Будет морем смеха, шутихой, свирепым танцем

то, что было ручьем речей.

Посшибает, как кегли,

витрины в коронном зале.

Это я говорю — говоритель.

Всё будет так.

Если кто-то внезапно отпер глаза и замер

от укола прекрасного —

это надежный знак.

Сигареты

Потерпите, будет сумбурно,

но это на первый взгляд.

Я беру сигареты в ларьке, года три назад,

(«Лаки страйк», если вам интересно,

если нет — всё равно «Лаки страйк»).

Продавщица с гладким таким лицом,

ну чистый Ван Эйк,

суёт мне лишнюю сдачу, и, поскольку я возражаю,

говорит: Эта пачка дешевле — она

прошлогоднего урожая.

Крупный план, балкон, роняю чинарик,

он слетает вниз, как звезда,

в волны трассы Смородины, уносящей огни.

Если всё и дальше пойдёт по плану,

и я буду жить всегда —

я вас всех всё равно потеряю,

одного за одним.

Вот она говорит мне «давай покурим»,

пока мы идём домой,

потому что решила вдруг

наладить контакт.

Но от первой затяжки кашляет «Боже мой,

у тебя всё время такие крепкие?»

И я отвечаю «Да».

У меня вообще всё крепкое, мама:

и лоб, и город, и ритм

вроде целы, хотя и падают без конца.

Только люди непрочные,

плюнул — плачет, поджёг — горит,

отвернулся — сорока стащила, несет птенцам.

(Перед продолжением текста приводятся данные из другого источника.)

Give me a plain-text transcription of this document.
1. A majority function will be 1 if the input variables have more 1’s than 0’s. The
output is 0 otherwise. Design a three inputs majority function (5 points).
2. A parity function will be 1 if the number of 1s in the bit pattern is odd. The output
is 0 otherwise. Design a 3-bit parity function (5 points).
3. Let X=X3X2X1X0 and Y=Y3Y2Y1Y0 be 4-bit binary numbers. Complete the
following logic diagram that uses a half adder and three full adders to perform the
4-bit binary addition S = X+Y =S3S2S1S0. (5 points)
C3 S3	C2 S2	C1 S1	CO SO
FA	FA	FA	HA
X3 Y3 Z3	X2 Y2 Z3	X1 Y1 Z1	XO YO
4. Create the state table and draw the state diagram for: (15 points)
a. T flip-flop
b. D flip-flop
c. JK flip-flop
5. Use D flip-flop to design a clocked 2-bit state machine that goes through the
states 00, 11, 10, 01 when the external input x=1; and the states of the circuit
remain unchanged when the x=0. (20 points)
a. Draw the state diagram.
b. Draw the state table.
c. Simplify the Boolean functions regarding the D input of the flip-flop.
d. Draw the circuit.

Был дыхание, свет, нынче — пепел на рукаве,

а вчера в тесноте в темноте молчали,

соприкасаясь плечами.

Завтра кто-то дрогнет от боли и прыгнет вверх.

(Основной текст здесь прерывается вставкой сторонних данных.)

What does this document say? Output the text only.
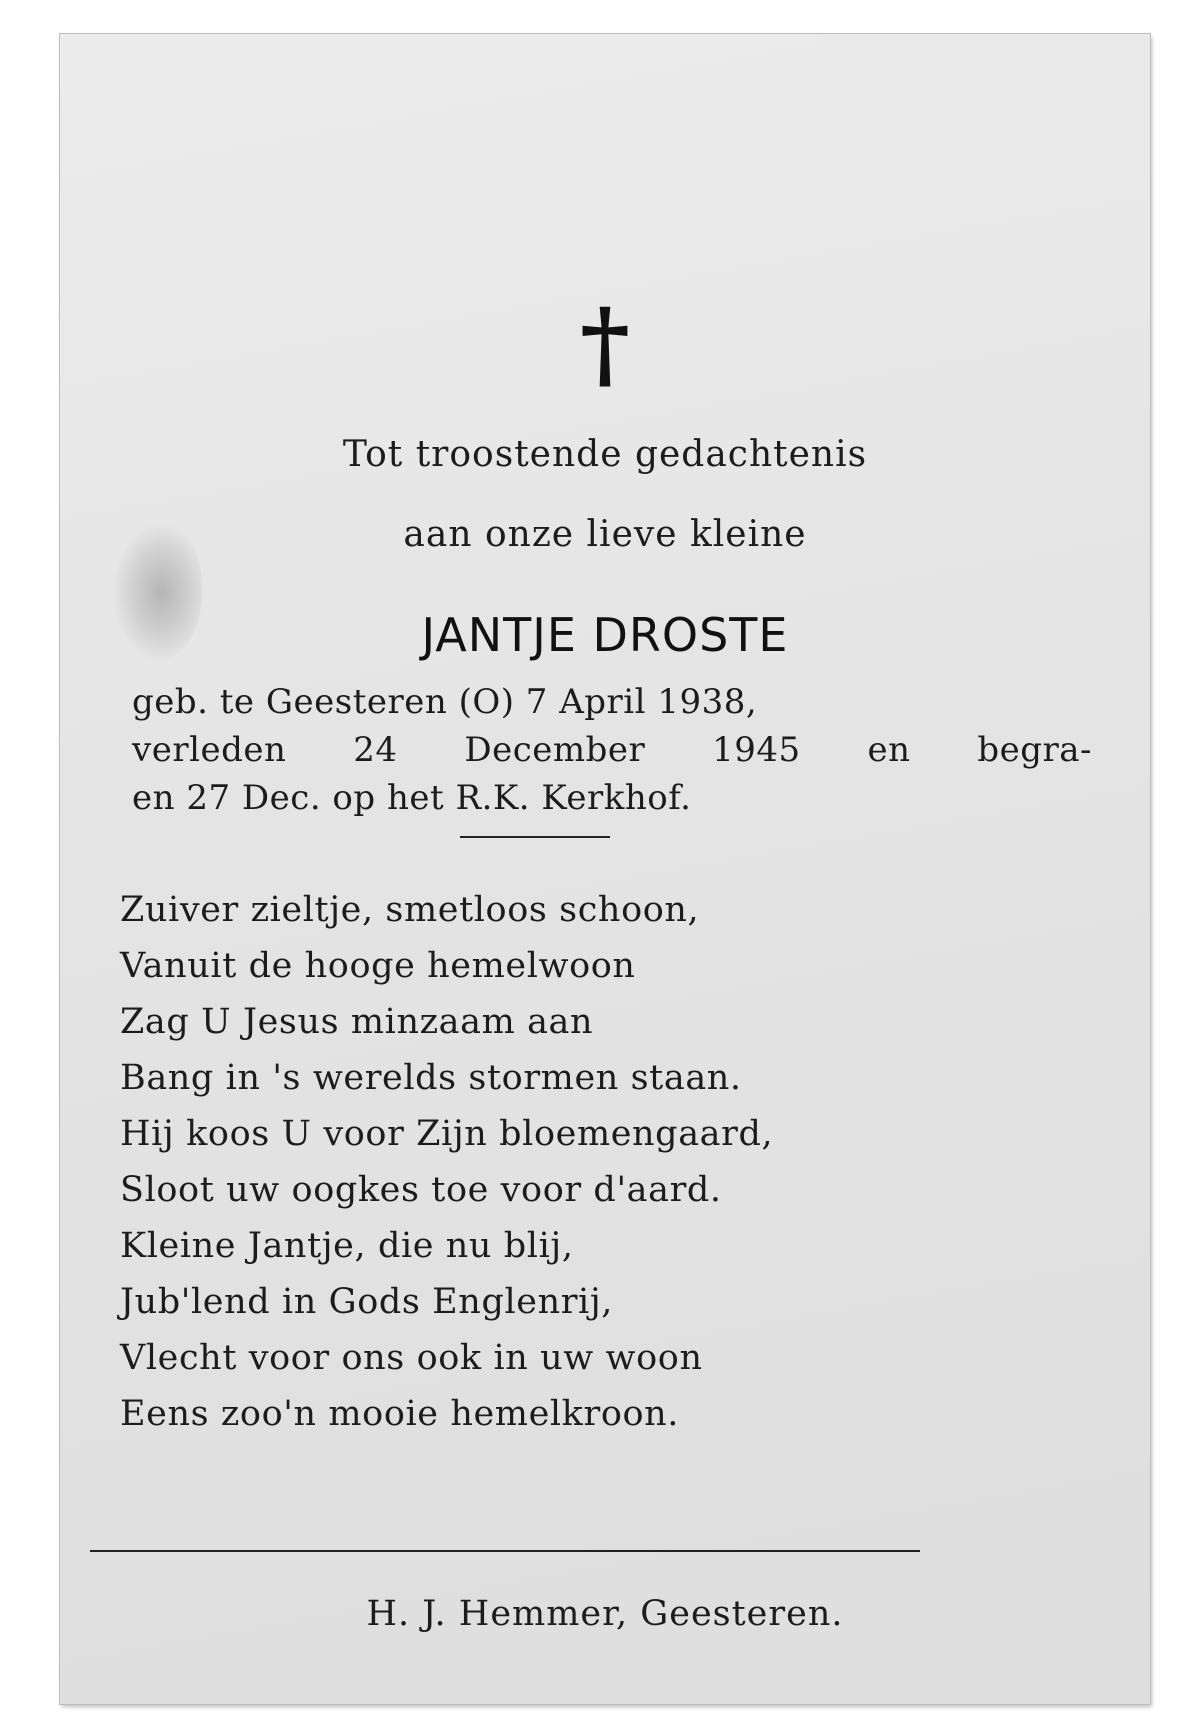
†
Tot troostende gedachtenis
aan onze lieve kleine
JANTJE DROSTE
geb. te Geesteren (O) 7 April 1938,
verleden 24 December 1945 en begra-
en 27 Dec. op het R.K. Kerkhof.
Zuiver zieltje, smetloos schoon,
Vanuit de hooge hemelwoon
Zag U Jesus minzaam aan
Bang in 's werelds stormen staan.
Hij koos U voor Zijn bloemengaard,
Sloot uw oogkes toe voor d'aard.
Kleine Jantje, die nu blij,
Jub'lend in Gods Englenrij,
Vlecht voor ons ook in uw woon
Eens zoo'n mooie hemelkroon.
H. J. Hemmer, Geesteren.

Я себя приучаю об этом думать

без малейшей печали.

Очень долго,

старательно приучаю.

Чай

— ...А помнишь, был у тебя парнишка,

из этих, жили еще тут рядом, —

говорит аппаратчик

мукомольного производства

6-го разряда,

докладывая себе

еще кусок пирога, —

Помнишь? Пририсовал усатому

усы.

— Забудешь такое, —

смеется заслуженный педагог

с пожизненным стажем, —

Петровна визжит «замазать», а как мы это замажем?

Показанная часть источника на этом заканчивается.